Rev Language Reference


dnStairwayPlot - StairwayPlot Distribution

Bayesian StairwayPlot for inferring single population demographic histories from site frequency spectra.

Usage

dnStairwayPlot(ModelObject theta, Natural numSites, Natural numIndividuals, Bool folded, String coding, String monomorphicProbability)

Arguments

theta : ModelObject (pass by const reference)
The theta values with theta=4*Ne*mu. We expect n-1 theta values where n is the number of individuals.
numSites : Natural (pass by const reference)
The number of sites in the SFS.
numIndividuals : Natural (pass by const reference)
The number of individuals in (unfolded) the SFS.
folded : Bool (pass by const reference)
Is the site frequency folded.
Default : FALSE
coding : String (pass by value)
The assumption which allele frequencies are included.
Default : all
Options : all|no-monomorphic|no-singletons
monomorphicProbability : String (pass by value)
How should we compute the probability of monomorphic sites.
Default : rest
Options : rest|treelength

Domain Type

Details

The `StairwayPlot Distribution` specifies a distribution on the site frequency spectrum (SFS) of a single panmictic population. The site frequency spectrum varies depending on the demographic history, that is, changes in the effective population size. You can pass in a vector of effective population sizes, which are assumed to change exactly at the expected coalescent events (see the references for the description of the theory). The name of the distribution comes from the stairway-like stepwise function of the effective population sizes. The most important arguments are: `theta`: The vector of effective population sizes in units of 4 * Ne * mu. This vector must be of size N-1, where N is the number of individuals. `numSites`: The number of sites used. This should be the same as summing the SFS, but is required for simulation/initialization. `numIndividuals`: The number of individuals, which corresponds to the number of bins in the SFS. The fixed sites are not considered. This should be the same as in the observed SFS, but is required for simulation/initialization. `folded`: Whether the likelihood is computed based on a folded SFS or not. `monomorphicProbability`: How we should compute the probability of monomorphic sites. See the references for details. `coding`: Whether we are conditioning on not including monomorphic sites ("no-monomorphic"), not including singletons ("no-singletons"), or whether we have "all" sites.

Example

# let's assume we have some SFS "observed"
obs_sfs = [ 305082, 44248, 32223, 28733, 28220, 26205, 27477, 26618, 27533,
            26945, 28736, 28671, 31277, 31250, 34352, 34859, 38331, 40005,
            45666, 48986, 65829, 64363, 70895, 74114, 82705, 88226, 102194,
            114566, 130176, 143775, 169216, 191624, 230016, 276489, 333069,
            394810, 501961, 653809, 890077, 1349350, 50296796 ]
TOTAL_NUM_SITES <- sum(obs_sfs)

# get the total number of fixed sites
obs_sfs[1] <- 0
obs_sfs[obs_sfs.size()] <- 0
obs_sfs[1] <- TOTAL_NUM_SITES - sum(obs_sfs)
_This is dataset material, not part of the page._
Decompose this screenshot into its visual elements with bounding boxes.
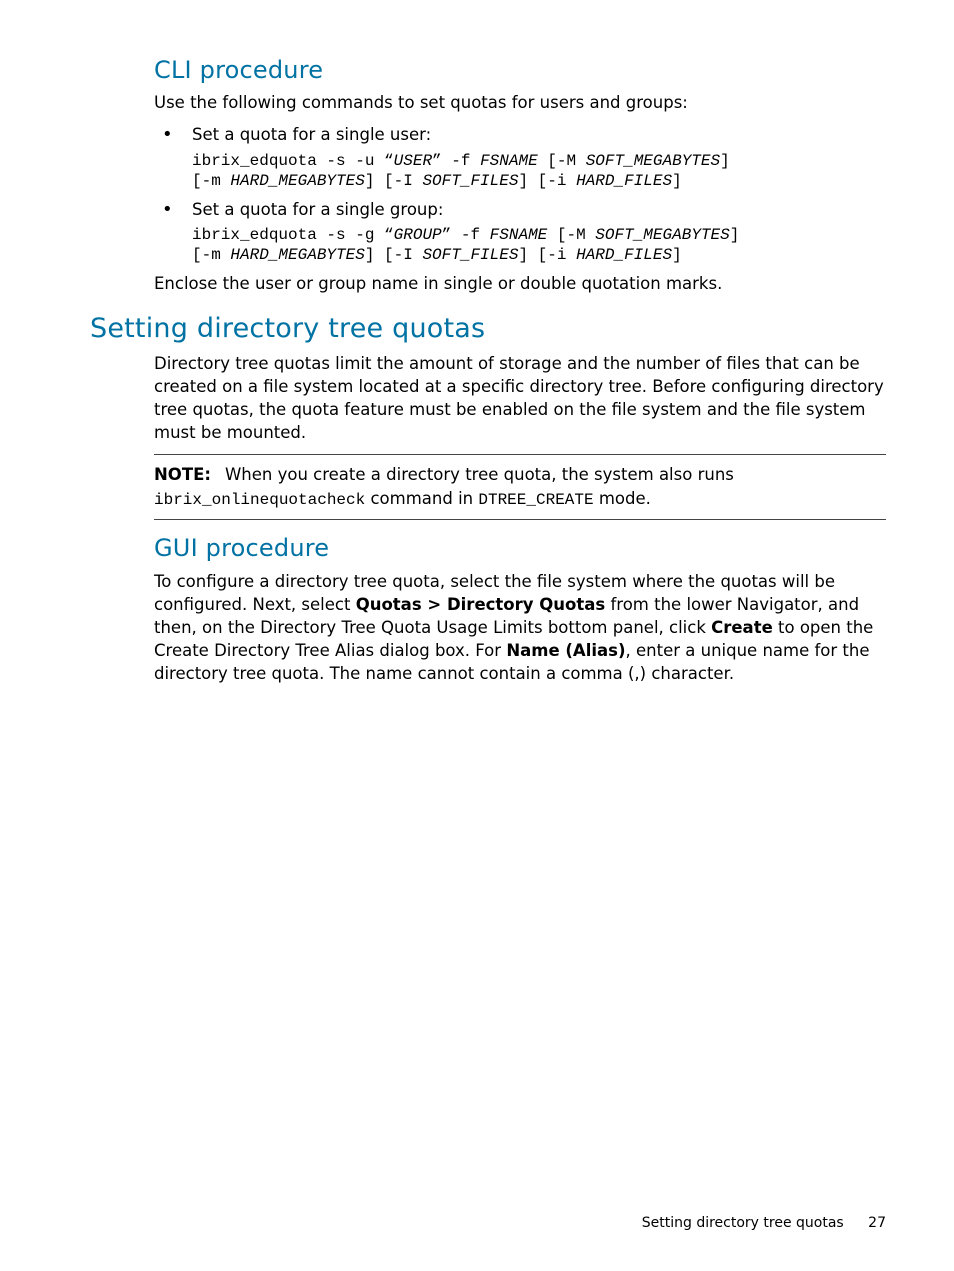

# get the number of individuals and the number of sites
N_IND   = abs(obs_sfs.size()-1)
N_SITES = round(sum(obs_sfs))

# now specify a different theta per interval
for (i in 1:(N_IND-1)) {
  theta[i] ~ dnUnif(0.0, 0.1)
}

sfs ~ dnStairwayPlot( theta, numSites=N_SITES, numIndividuals=N_IND, folded=TRUE,
                      monomorphicProbability="rest", coding="all" )
sfs.clamp( fnFoldSFS(obs_sfs) )